Getting this right means actively seeking out perspectives different to our own not because of where they came or who said them, but because unless we do we risk oversimplification and myopia. Every one of us, whatever our background, is a product of our context and we can’t count on regular, serendipitous interventions from people like Kalikdan to nudge us closer to the truth. Indeed, it would be very unfair to even imply it is solely the responsibility of those with missing parts of the jigsaw to convince those putting together the puzzle that their piece deserves inclusion.

This is a shared responsibility in which we all have a duty to play our part.

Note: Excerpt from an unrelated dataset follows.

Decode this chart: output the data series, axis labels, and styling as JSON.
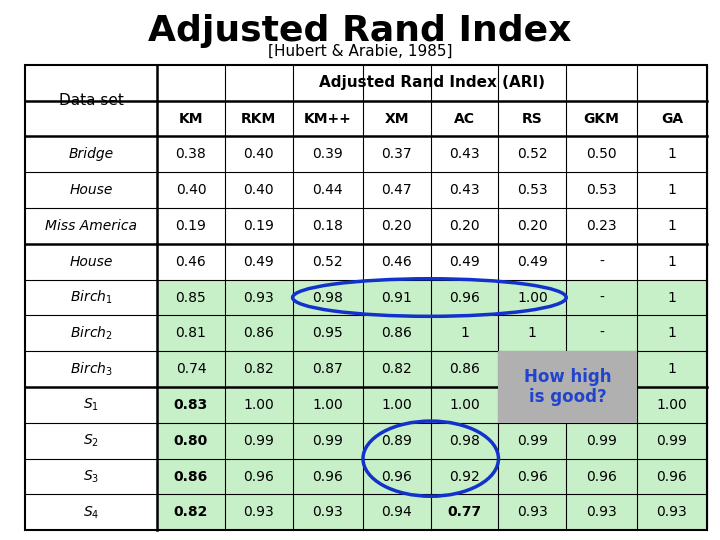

This debate will function best and be most productive if all participants are proceed in good faith. Insults, accusations, rabble rousing and point scoring are the enemy if what we want to achieve is coherent curriculum that tells meaningful, important and disciplinarily authentic stories. We need to share our versions of truth based on the evidence of their significance and not because we think who makes them is self-evidently important and so above justification. We must explain what is obvious to us patiently to those to whom it makes no sense. We must be in rooms with people we feel we have little in common with and we would do well to remember that, whoever we are, the right to be heard is contingent on a responsibility to listen.